Here in Utah, this behavior is scarcely limited to the ambit of my morning walks. Some two years ago, a prominent state legislator actually led on his own massive ATV a protest “rally” of scores of ATV owners which ripped through a federal roadless area, creating untold destruction. The local federal officials turned a blind eye, despite state-wide media coverage. In places, hillsides are so badly scarred that they won’t likely recover for centuries. If that destruction occurs on private property, with the consent of the owner, while I abhor it, that’s the owner’s business, but the possession and use of an ATV does not grant the user the right to destructive use of a home-owner association-owned and maintained footpath that explicitly prohibits such use, the destruction of a wall on private property, or the destruction of the environment on federal lands. Yet many of these people get actually irate if anyone challenges where they drive their vehicles, and they seem to regard any land that’s not fenced or posted as fair game – and much, obviously, that is as well.

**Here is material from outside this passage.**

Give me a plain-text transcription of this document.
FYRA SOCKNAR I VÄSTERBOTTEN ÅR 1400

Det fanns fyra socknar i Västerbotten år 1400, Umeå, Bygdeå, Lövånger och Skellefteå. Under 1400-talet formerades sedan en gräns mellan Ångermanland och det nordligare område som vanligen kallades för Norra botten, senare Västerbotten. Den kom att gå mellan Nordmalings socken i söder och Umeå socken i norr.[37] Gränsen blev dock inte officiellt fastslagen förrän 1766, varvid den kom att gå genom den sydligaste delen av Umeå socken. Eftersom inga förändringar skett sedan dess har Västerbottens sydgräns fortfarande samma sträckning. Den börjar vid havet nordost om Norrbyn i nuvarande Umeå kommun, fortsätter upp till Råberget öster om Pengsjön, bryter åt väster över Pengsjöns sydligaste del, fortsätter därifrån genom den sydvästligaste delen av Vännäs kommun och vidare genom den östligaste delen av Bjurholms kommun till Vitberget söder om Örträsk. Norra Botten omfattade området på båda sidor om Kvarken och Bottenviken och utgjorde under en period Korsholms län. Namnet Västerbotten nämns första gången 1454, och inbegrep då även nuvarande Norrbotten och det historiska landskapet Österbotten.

Here in southwestern Utah, the land is high desert, and the hills are ecologically fragile enough as it is. Any path or track ripped through the soil becomes a channel for erosion and more destruction, either from the gale force winds that are always present or from the infrequent but deadly cloudburst. There are scars and traces from pioneer times almost a century and a half ago that nature has still not reclaimed or revegetated. That doesn’t seem to matter to the ATV types… and they’re multiplying! I’ve seen children no more than eight or ten years old, with their own ATVs, motoring down public streets at frighteningly high rates of speed, doubtless abusing the Utah state law that “allows” use of the streets to reach “ATV areas,” which seems to mean any open land not fenced, posted, and patrolled.
Obviously, I just don’t share the idea of “freedom” espoused by the ATV types, nor do I understand the “joy” of ripping up the soil in a cloud of dust or snow while riding a noisy machine through lands you can barely see.
Part of the enduring mythos of the American West is the idea that land should be open and free and accessible. Look at how many movies and books and stories there are about the conflict over exclusive versus common use of land. Almost always, the villain is on the side of exclusive land use–the big rancher, the railroad baron, the timber company, and so on. The Good Guy is the small farmer or businessman or “independent contractor” cowboy. The land is there for The People. (How this reconciles with the aggressive capitalism seen in the western states I just don’t know).
I’d guess this idea goes back to early exploration and settlement focused around extractive economies like fur-trapping and gold and silver mining. The Homestead Act probably also contributed.
Aesthetically speaking, I really don’t like ATVs or dirt bikes myself. They can also really mess up streams and creeks where the trails cross them, turning the fords into big mudholes and sending enough sediment downstream to really damage the riparian ecology.
What it comes down to is that ATVs are fantastically fun and completely self-centered. The damage they can do to the environment is as well known as the damage smoking does to a person. To pretend otherwise is akin to sticking one’s head in the sand.
The person who uses ATVs irresponsibly is in essence saying ‘I don’t care what damage my fun does.’